An old college buddy follows The Trad and he called me up last week with a question.
"I haven't worn a suit to work in 10 years. But sometimes I meet a client and I wanna show some deference. Not enough to make him uncomfortable but enough to show I made an effort. You know?"
There's been a ton written about 'Casual Friday' since the early '90s, but not much about how to make a low key impression. The mistake is to break out the chalk stripe suit, seven fold tie and double cuff Royal Swiss cotton shirt. It's all very elegant but it's too much today. Hell, it was probably too much yesterday.
There's no reason the understated navy blazer can't be more than the sum of its parts. Basic Training is the center vent, darted, poly wool piece of crap my mother bought for me in high school. It's not meant to last beyond three or four dry cleanings when the glue holding it together melts and puckers. Good for a wedding, a couple funerals and high school graduation pictures. Cheap, right as rain and discreet.

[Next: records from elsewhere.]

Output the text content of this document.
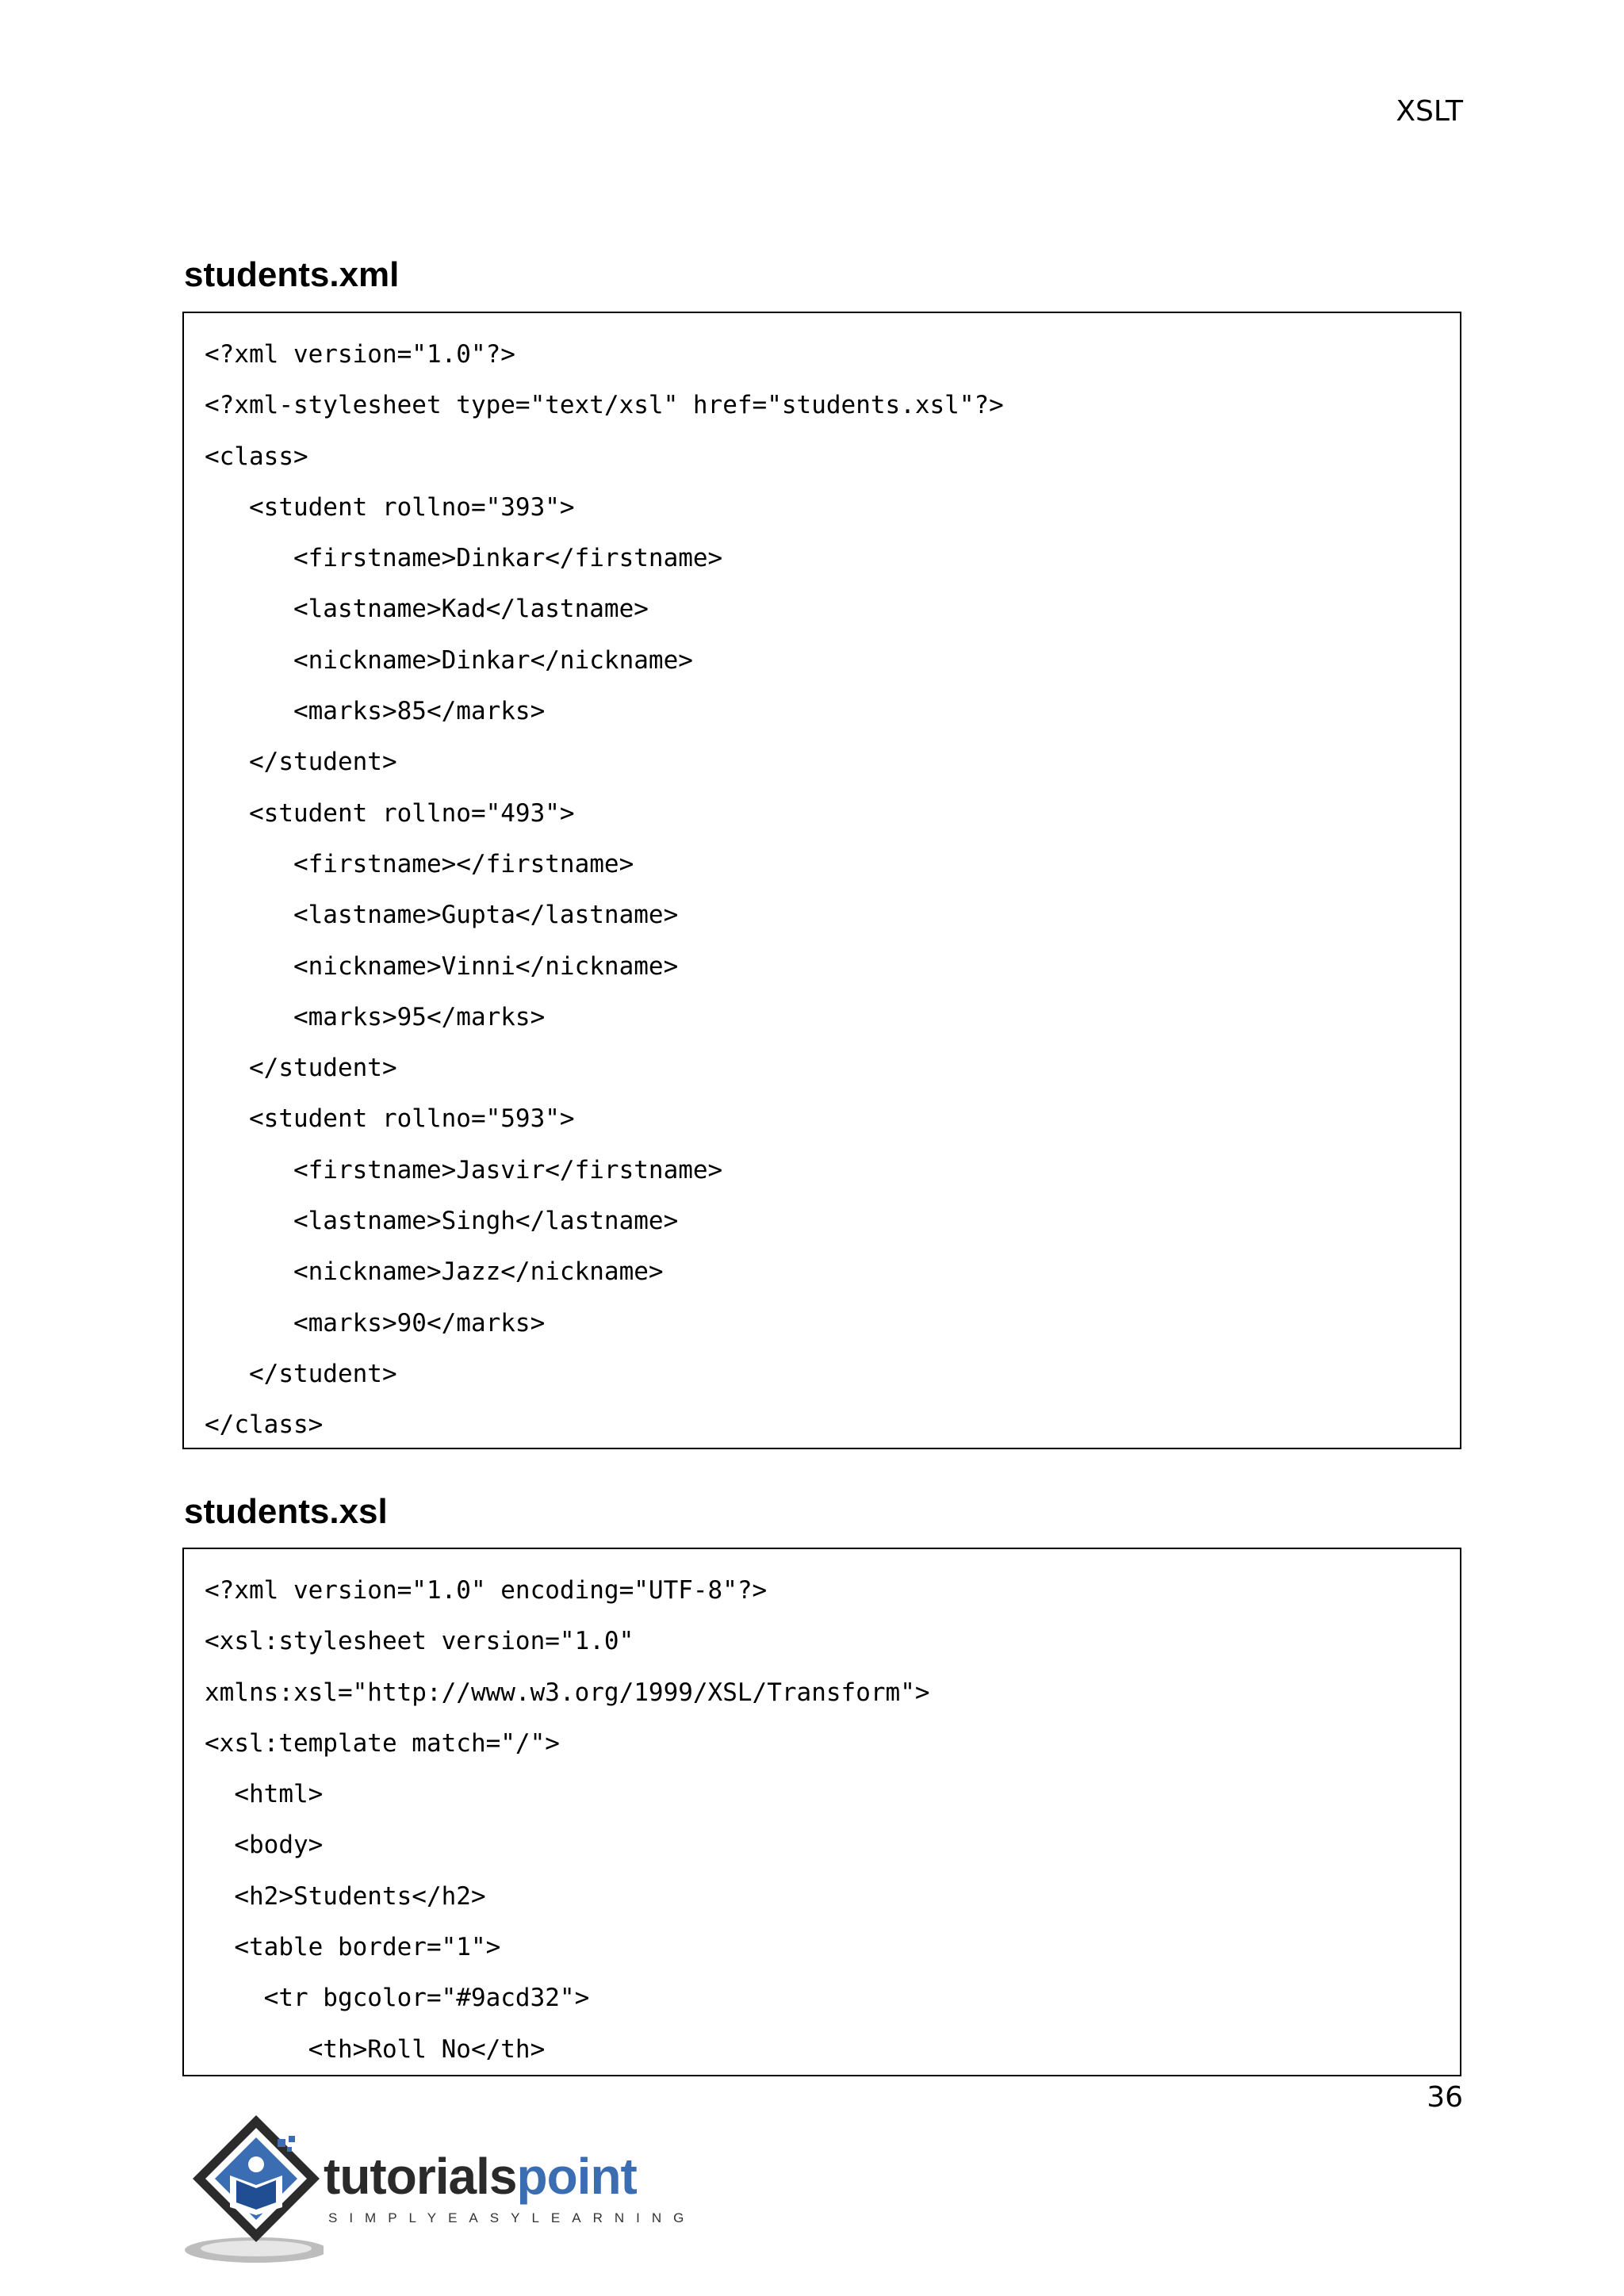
XSLT
students.xml
<?xml version="1.0"?>
<?xml-stylesheet type="text/xsl" href="students.xsl"?>
<class>
<student rollno="393">
<firstname>Dinkar</firstname>
<lastname>Kad</lastname>
<nickname>Dinkar</nickname>
<marks>85</marks>
</student>
<student rollno="493">
<firstname></firstname>
<lastname>Gupta</lastname>
<nickname>Vinni</nickname>
<marks>95</marks>
</student>
<student rollno="593">
<firstname>Jasvir</firstname>
<lastname>Singh</lastname>
<nickname>Jazz</nickname>
<marks>90</marks>
</student>
</class>
students.xsl
<?xml version="1.0" encoding="UTF-8"?>
<xsl:stylesheet version="1.0"
xmlns:xsl="http://www.w3.org/1999/XSL/Transform">
<xsl:template match="/">
<html>
<body>
<h2>Students</h2>
<table border="1">
<tr bgcolor="#9acd32">
<th>Roll No</th>
36
tutorialspoint
SIMPLYEASYLEARNING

And still available it appears. This ad for Hunter & Coggins ran in the recent New Yorker touting $155 blazers. If you need something you can throw on the back seat of your car, and replace cheaply because of too many client lunches-- then this baby is for you. It even comes in a bizarre array of colors to suit junior high school coaches throughout the southeast. I've warned you off the maroon. In fact, I would advise there's only navy and hunter green, but you do what you want. It's your $155.
Way the hell over on the other side of the blazer tracks lives cashmere. She's warm in the winter but cool enough for summer. No one will pay her any attention until the client slaps you on the shoulder or she touches your sleeve. You'll see the change in their face as they leave their hand on the goods for another moment. Finally, as they take their filthy mitts off you they'll say, "What is that? It's so, so, sofffttt." And you say, "It's cashmere..." drawing out the 'mere' while you blush with humility.
Either way, your client will be glad he's doing business with you. You're not making enough to afford anything but a $155 blazer-- or-- because you were discreet and humble enough to wear the very best and not bang a drum about it. Although, you may have troubles increasing your fee. If that's the case, tell him you got it on sale at J Press. He won't know who that is, but if he has half a brain he'll google J Press after you leave and order one for himself.
3 comments:
The feel of quality is the reason we live for this stuff, isn't it!
"Dallas and Mainline are officially uninvited to the hunting lodge at my parents place just off the Lolo trail in Idaho."
Boo hoo. chat board hunting stories are sweet, ask your dad about the beaver i shot in that same hot tub.
I recently found a double breasted blue, three rows up of buttons, not two, and plain blue buttons- they don't trumpet like the brass ones and man it wraps me in nice... the label, "Custom tailored, the A.Nash Co. Cincinatti" another bygone... whats that crazy scarf- Minnesota Vikings?